Meredith stood up tall, smoothed out her skirt, and addressed the group. “Ladies and gentlemen of the jury,” she said. “Rachael O’Keefe may not have meant to kill her little girl, but once she crossed that line, she did mean to cover it up. Who else would have wrapped her up all nice and neat in a blanket and put her in a garbage bag? Who else could have snuck out through the service entrance and left Kimi’s body with fifty other garbage bags waiting for the morning trash? Bad Mommy? No. Rachael O’Keefe was always Bad Mommy. But that night, she became Killer Mommy.”
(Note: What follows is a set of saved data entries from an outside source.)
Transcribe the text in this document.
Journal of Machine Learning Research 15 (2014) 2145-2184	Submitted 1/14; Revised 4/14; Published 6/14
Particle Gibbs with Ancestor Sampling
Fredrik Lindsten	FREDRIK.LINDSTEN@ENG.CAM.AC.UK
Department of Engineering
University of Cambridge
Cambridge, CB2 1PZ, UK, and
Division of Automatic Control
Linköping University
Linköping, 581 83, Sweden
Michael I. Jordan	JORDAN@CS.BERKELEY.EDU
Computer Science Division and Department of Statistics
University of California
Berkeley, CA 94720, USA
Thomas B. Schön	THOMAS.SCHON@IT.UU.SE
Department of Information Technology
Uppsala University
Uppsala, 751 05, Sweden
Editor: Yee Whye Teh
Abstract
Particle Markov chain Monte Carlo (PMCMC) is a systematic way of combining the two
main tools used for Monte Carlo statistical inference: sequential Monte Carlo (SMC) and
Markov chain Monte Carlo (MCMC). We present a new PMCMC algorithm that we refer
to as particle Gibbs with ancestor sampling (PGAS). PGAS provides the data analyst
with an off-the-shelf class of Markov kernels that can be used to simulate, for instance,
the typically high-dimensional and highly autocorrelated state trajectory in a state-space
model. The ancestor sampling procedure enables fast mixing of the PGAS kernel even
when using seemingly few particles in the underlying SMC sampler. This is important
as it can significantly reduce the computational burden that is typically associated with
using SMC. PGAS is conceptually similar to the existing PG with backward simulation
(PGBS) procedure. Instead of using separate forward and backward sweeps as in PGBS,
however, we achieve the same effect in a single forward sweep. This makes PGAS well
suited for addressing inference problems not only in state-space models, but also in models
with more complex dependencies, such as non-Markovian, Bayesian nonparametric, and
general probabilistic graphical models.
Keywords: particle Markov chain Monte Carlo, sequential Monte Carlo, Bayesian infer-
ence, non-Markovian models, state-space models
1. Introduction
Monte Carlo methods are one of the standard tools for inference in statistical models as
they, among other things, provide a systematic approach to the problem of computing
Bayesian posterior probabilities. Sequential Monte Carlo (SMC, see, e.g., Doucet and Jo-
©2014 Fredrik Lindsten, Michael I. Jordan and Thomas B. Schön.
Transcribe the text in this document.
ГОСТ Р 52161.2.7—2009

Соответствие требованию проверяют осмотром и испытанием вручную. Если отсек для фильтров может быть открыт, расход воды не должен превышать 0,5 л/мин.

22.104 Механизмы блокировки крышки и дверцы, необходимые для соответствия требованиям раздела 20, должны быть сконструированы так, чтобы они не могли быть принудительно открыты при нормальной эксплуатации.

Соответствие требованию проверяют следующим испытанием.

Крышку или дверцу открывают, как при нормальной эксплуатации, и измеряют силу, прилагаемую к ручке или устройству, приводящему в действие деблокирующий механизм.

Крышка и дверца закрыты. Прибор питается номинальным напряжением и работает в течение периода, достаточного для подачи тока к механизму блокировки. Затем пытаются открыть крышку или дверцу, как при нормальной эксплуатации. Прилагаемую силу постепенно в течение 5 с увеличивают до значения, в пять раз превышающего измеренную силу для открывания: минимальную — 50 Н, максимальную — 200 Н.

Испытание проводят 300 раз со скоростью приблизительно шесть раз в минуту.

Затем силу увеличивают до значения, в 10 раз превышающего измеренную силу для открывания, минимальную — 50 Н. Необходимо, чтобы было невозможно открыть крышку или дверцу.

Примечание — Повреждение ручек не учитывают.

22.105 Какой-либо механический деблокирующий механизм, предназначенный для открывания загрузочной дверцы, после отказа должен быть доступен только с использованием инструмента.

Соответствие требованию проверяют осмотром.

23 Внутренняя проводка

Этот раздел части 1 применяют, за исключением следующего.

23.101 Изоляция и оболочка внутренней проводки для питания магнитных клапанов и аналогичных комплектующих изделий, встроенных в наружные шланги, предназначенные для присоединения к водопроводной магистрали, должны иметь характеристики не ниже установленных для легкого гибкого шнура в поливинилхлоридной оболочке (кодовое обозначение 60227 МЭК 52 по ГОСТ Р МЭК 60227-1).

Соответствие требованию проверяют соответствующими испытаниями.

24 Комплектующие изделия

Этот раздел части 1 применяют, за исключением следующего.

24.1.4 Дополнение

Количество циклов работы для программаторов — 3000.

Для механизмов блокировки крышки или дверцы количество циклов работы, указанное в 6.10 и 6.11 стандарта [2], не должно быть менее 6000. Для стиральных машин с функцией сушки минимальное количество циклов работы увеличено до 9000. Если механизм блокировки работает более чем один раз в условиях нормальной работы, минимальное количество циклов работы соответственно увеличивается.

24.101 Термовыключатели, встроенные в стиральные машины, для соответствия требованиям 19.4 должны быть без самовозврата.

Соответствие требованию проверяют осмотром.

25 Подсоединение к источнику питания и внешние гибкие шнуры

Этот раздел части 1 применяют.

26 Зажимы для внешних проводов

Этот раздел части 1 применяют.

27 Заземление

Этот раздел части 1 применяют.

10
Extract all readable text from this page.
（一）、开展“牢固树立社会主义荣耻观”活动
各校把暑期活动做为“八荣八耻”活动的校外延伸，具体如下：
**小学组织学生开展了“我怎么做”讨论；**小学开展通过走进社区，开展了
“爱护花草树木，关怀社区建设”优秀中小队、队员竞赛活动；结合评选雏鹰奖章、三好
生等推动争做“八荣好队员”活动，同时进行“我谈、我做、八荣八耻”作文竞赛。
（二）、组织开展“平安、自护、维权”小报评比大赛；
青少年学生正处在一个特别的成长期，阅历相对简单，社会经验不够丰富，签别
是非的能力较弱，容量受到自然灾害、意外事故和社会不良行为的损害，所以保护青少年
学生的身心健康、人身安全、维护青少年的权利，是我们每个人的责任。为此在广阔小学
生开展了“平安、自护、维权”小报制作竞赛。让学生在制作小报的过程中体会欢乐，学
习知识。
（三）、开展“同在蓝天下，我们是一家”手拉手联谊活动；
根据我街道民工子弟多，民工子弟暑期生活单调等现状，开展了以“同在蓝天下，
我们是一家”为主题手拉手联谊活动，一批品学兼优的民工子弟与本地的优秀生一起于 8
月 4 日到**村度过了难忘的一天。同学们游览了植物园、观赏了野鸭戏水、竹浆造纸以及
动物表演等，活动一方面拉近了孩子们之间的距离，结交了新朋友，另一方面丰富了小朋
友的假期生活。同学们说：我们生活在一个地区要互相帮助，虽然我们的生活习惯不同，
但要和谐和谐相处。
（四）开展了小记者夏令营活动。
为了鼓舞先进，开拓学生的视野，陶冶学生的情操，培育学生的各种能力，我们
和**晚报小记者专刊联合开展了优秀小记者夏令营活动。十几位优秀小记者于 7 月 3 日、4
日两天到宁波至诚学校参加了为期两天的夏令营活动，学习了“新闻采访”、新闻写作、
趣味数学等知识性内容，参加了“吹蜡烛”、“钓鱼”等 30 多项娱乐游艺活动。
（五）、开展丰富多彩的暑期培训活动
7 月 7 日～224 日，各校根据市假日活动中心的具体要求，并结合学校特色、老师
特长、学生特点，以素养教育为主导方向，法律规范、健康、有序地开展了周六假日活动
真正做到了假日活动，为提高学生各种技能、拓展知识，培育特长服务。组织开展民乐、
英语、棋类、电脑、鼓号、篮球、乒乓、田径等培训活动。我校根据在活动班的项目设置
“I’m convinced,” Gideon said. “I vote guilty.”

“Thank you,” Meredith said, taking another slug of Gideon’s beer. “You, my handsome friend, should have been on the jury. You know what their problem was?”

Gideon shrugged. “I’m going to go with brain damage.”

Meredith laughed far louder and longer than the joke deserved. “No, the problem with that jury was that nobody actually saw Rachael O’Keefe murder her daughter. Twelve good men and true? More like twelve morons!”

Another swig of beer. “I have a question for you,” she said to the group. “If you wake up one morning and your windows are wet and the sidewalks outside are wet, do you actually have to see or hear the rain to come to the inescapable conclusion that it rained last night?”